Depois de vir para Siram, parei de atender meu empresário. Por fim, ele enviou uma mensagem dizendo que centenas de vídeos estavam sendo postados na internet pelos meus fãs, pedindo desculpas e cantando minhas canções. O trauma ainda permanecia escondido dentro de mim, mas não era o que me impedia de voltar nesse momento, e sim o fato de estar presa nesse fim de mundo por tempo indeterminado.
— Olha, não foram vocês, não foi aquilo! É outra coisa que vocês não sabem. — Retirei minhas mãos das dele e as apertei uma contra a outra com um pouco de ansiedade. — Só que eu realmente prefiro não falar sobre isso. Além disso, não posso voltar nem que eu quisesse. Estou presa nesse lugar por causa da convocação.
— Posso te ajudar com isso. — Ele se levantou e se sentou ao meu lado. — Meu pai é o beta do clã, o braço direito do alfa. Posso conseguir as permissões que você precisar para sair.
Olhei para ele surpresa com essa afirmação. Nicolas tinha mais influência dentro do clã do que eu imaginava.

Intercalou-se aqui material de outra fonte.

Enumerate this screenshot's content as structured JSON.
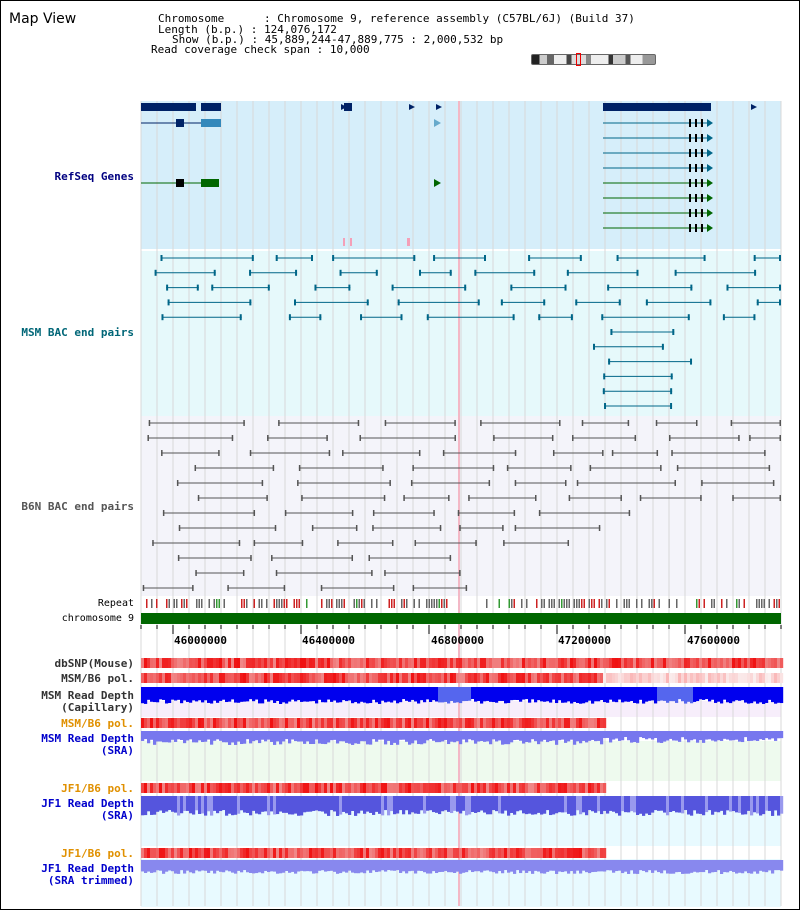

— No momento, ele está com meu irmão mais velho na casa do alfa. Quando voltarem, posso interceder por você.
— Não tenha pressa. — Levantei-me, tirando o celular do meu bolso e olhando as horas. — Tudo tem seu tempo. Se quer fazer algo por mim, então, por favor, mantenha tudo a meu respeito em segredo. Preciso ir agora.
— Você veio a pé? — Assenti. — Vou te levar para casa. Está muito tarde!
Não estava tão tarde, mas não disse nada para contrariá-lo. Permaneci em silêncio durante todo o percurso de volta, olhando para o céu e admirando a lua que estava quase cheia. A picape parou em frente à casa da minha avó e, quando eu ia descer, Nicolas abriu o porta-luvas do carro e pegou um CD da Lisa.
— Antes de ir, pode me dar o seu autógrafo? — pediu ele.
Sorri para ele, peguei uma caneta que sempre carregava em algum bolso devido ao hábito que desenvolvi de dar autógrafos, e escrevi:
“Ao meu grande fã, Nicolas. Por favor, não se culpe mais. Beijos, Lisa.”
— Boa noite! — disse-lhe, devolvendo o CD e saindo do carro.
— Boa noite e obrigado! — consegui ouvi-lo responder antes de fechar a porta.
Entrei em casa satisfeita e, enquanto requentava o prato de jantar que minha avó deixou para mim, senti minha loba uivando alegre dentro de mim, dizendo:
“Mais um problema resolvido. Eliza, você é demais!”